Se la vittima non è una bambina
La cautela sulla madre di Prato ci dice che la violenza è maschile, per compensazione
Una donna di trentacinque anni è indagata per violenza sessuale su un minore. Su un bambino di tredici anni, che ora ne ha quattordici, e che può essere il padre del figlio che la donna, un’infermiera di Prato, ha partorito circa cinque mesi fa, e che suo marito ha riconosciuto, coccolato e amato insieme a lei. Infatti lui adesso dice solo, terrorizzato: “Ma ora che succede? Lo perdo questo figlio?”. È una storia piena di implicazioni, e ci sono molte vite in gioco. Ci sono due famiglie, un bambino appena nato, un bambino di quattordici anni che la procura deve tutelare e intorno al quale però ci sono già rivelazioni anonime e i dettagli morbosi della chat con questa amica di famiglia che gli dava ripetizioni di inglese, e che si proclama innocente. Se lei fosse stata un uomo, e il tredicenne una bambina, probabilmente qualcuno avrebbe già titolato: pedofilo. Avremmo scritto anche: stupro.
Ci sarebbe da qualche parte un plastico dell’appartamento dove il mostro dava ripetizioni di inglese. Avremmo chiuso in casa a chiave le nostre figlie. Ma è una donna, la madre di un bambino di sette anni, e tutti siamo cauti, vogliamo capire meglio, non ci capacitiamo che esista un’orchessa pronta a sbranare, a toccare i nostri bambini, in qualche angolo del cervello rivediamo vecchi film in cui il sogno di un adolescente con l’amica di famiglia si avvera e lui le è grato per sempre. Io che ho spesso tredicenni maschi per casa fatico a credere che abbiano sogni del genere, ma mi interrogo anche sulla volontà di seduzione e di sopraffazione di una donna di trentacinque anni nei confronti di un bambino. Che sembra più grande della sua età, e che ha detto ai genitori, attoniti, che la prof. infermiera non lo lasciava in pace, fino ad arrivare a rivelargli, per legarlo a sé, che il figlio era suo, fino a minacciare di raccontarlo, lei stessa, a tutti.
Siamo cauti, siamo stupiti, e non riusciamo questa volta a determinare nettamente i confini dell’essere pienamente vittima. Abbiamo perso la ferocia del fare giustizia. Siamo più seri.

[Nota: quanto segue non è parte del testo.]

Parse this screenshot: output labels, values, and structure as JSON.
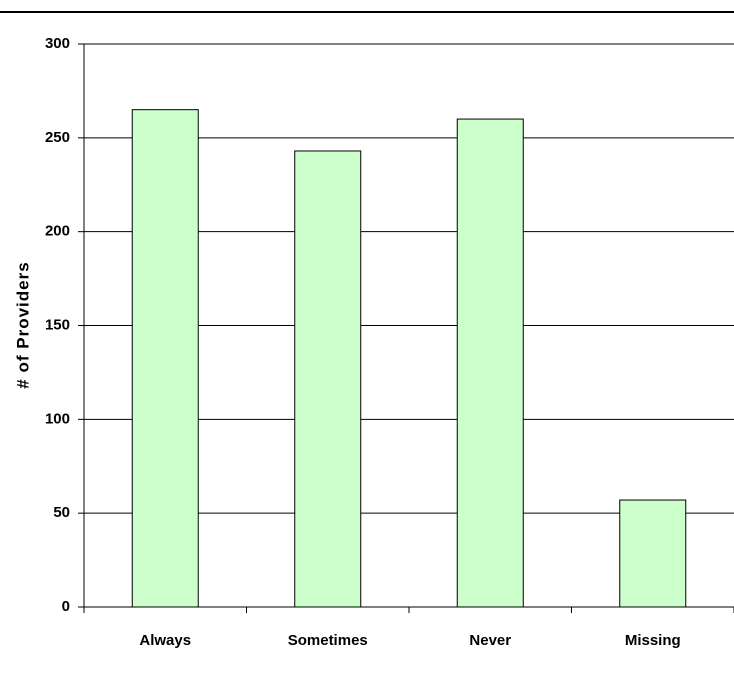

Perché la vittima in questo caso non è una donna, ma il carnefice sì. Seduzione, sopraffazione, persecuzione, manipolazione, ricatto, fino al bambino che scoppia in lacrime e racconta tutto. C’è tutto quello che conosciamo, ma c’è il corpo di una donna al posto del corpo di un uomo. In quel letto, su quel divano, in quei pomeriggi di ripetizioni, nei messaggi. C’è, non solo fisicamente, ma anche culturalmente e socialmente, una donna al posto di un uomo.
E allora avviene, soprattutto dentro i cervelli degli uomini, una specie di compensazione, sociale e culturale: la parte cruenta è sempre quella maschile. Una donna rinuncia già a molte cose, corre più rischi da quando è bambina, guadagna di meno, fatica di più, quindi almeno stabiliamo che è sempre più grave la violenza di un uomo. La violenza è maschile. La coercizione fisica di un minore è maschile. Soprattutto la brutalità: la brutalità è maschile. E tutto ciò che attiene alla violenza sessuale è maschile. Perché le colpe che hanno a che fare con il sesso, con il desiderio incontrollato, con l’ossessione erotica, sono colpe maschili. Forse anche l’istinto è maschile? Perfino di un bambino di tredici anni qualcuno potrebbe pensare, in un angolo della mente, che non sia completamente, fino in fondo, una vittima. Di una bambina, non lo penseremmo mai. Così adesso lo scambio dei ruoli, lo scambio dei sessi, ha portato a una cautela che non conoscevamo. E che non riguarda il garantismo ma la percezione di una differenza, nello stabilire uno schema per cui l’uomo continuerà a prevaricare e la donna ad avere un’attenuante.